Koch adds that the computing power had to be increased as well: "The level of detail that Michael wanted for the robots required us to make the models heavier than anything I've ever seen in my life. The amount of geometry, the amount of texture mapping could not have been achieved without 64-bit computing. The ILM render farm was upgraded at just the right time. Frankly, I'm amazed that we got all of this done because the load on the equipment was pretty astonishing: the amount of terabytes that was online and the amount of images that was rendered every night."

As for meeting the demands of hard surface modeling to build the robots, Koch explains that they had two or three people on set taking photographs from all angles that would be uploaded and shipped to ILM. "Up here we'd take commercially available software to stitch together high-res images, which we'd then map back onto the proxies of set geometries. In order to get the robots right, we'd first light simple gray and silver spheres until they fit into the environments. If we achieved that, usually we could take the heavy rendering assets that are the robots and put them in the same positions. In theory and practice, they were exposed to the same lighting on set. So if the spheres were right, the robots would just drop back in."

For Farrar, who hails from a photographic background, Transformers indeed represents a new watermark in ultra realistic hard body surfaces. "This had to be rendered and it's terribly complicated," he echoes. For instance, in addition to Optimus Prime's 10,108 parts, there are also 1.8 million polygons and 2,000 texture maps. Which is also why ILM developed dynamic rigging so the animators could deal with the large number of parts, interacting on the fly while paying attention to certain sections that they were animating. "Let's say you had a close-up," Farrar says, "and the animator only had to deal with one arm, shoulders and a head. They basically identify the area and grab that to simplify it."

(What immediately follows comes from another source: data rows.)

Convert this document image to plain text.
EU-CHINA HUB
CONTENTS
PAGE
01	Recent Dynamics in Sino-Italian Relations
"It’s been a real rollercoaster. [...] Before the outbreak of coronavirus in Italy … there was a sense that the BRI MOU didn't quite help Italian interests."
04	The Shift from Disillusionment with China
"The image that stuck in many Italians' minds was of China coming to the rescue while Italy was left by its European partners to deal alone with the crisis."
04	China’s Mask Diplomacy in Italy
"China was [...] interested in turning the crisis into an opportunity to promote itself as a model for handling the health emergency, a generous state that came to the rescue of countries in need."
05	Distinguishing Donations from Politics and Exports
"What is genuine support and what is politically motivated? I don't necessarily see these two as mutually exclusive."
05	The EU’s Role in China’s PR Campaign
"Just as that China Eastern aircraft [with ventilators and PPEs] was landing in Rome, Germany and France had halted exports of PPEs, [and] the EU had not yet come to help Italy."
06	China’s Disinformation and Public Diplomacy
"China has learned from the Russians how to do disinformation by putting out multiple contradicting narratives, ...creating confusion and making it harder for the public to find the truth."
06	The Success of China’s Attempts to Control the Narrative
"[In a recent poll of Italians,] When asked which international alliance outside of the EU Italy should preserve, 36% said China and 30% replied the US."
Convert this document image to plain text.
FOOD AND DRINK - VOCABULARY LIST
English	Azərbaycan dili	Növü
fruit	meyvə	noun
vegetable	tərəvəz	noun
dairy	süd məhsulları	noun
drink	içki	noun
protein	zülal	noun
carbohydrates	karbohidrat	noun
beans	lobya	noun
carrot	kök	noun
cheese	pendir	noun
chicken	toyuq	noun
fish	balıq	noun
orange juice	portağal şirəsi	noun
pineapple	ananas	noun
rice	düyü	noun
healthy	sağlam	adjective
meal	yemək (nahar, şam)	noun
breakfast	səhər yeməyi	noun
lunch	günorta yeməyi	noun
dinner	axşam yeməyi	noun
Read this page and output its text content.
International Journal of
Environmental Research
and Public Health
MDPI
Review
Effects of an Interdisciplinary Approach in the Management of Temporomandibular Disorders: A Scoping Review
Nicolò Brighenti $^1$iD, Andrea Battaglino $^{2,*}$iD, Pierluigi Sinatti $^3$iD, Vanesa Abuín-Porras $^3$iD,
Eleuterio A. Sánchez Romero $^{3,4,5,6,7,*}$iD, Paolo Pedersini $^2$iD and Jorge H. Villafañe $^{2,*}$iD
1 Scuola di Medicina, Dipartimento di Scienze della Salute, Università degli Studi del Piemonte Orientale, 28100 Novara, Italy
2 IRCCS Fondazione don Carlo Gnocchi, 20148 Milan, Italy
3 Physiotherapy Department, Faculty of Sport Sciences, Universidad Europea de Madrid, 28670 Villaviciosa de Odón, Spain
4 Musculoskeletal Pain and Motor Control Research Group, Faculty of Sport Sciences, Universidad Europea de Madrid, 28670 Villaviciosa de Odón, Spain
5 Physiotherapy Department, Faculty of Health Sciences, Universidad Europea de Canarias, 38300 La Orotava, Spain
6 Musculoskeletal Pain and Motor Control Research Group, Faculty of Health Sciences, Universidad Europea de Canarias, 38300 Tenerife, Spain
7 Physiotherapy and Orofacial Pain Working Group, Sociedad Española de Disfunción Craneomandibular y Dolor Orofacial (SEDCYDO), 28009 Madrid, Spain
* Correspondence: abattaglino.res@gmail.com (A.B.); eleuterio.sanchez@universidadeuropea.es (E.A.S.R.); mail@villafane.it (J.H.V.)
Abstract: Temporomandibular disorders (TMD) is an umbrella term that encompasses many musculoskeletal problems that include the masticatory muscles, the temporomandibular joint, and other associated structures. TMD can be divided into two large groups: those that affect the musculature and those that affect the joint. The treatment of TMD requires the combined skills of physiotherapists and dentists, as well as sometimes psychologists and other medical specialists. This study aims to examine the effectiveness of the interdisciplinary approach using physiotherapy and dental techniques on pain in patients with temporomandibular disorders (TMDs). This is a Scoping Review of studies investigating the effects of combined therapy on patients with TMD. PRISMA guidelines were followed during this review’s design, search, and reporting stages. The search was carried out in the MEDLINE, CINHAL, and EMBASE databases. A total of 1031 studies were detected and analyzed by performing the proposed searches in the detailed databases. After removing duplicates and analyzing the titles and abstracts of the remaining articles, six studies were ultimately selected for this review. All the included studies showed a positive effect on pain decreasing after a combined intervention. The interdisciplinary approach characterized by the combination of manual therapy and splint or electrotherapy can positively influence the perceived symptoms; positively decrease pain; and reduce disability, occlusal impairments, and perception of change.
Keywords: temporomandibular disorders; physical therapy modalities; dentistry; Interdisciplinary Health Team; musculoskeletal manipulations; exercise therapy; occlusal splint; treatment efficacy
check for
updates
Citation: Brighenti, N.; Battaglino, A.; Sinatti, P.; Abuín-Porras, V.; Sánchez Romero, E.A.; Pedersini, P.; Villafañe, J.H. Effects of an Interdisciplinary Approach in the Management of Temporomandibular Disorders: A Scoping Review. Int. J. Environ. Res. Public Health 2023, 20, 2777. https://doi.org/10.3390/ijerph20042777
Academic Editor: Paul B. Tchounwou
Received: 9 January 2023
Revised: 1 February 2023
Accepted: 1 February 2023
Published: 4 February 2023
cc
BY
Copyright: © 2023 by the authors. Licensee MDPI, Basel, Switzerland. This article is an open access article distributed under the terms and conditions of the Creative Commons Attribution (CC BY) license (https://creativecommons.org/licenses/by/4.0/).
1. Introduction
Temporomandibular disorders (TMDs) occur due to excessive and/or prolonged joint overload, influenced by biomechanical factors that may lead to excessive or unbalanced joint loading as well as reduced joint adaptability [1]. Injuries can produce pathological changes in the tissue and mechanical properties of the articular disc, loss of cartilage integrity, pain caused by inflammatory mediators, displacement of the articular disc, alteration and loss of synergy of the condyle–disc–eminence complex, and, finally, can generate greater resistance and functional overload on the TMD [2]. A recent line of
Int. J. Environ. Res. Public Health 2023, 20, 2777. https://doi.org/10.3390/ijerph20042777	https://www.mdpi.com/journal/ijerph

Meanwhile, there were several advancements with regard to more realistic-looking lighting. "We were very specific as far as key lights and fill lights, not including the overall reflections: that was a given for each and every robot," Farrar continues. "So we had to plus that out. But then we added key lights, and shadows and cutters and flags, so our robots would actually go in and out of narrowed lights with barn doors just like you'd do on sets. I wanted you to see that these are really big guys, so that if a robot knelt down toward camera, he actually moved out of a key on his left side and it got darker there, and he moved into a right key, and you really felt the volume lighting in ways you haven't seen before.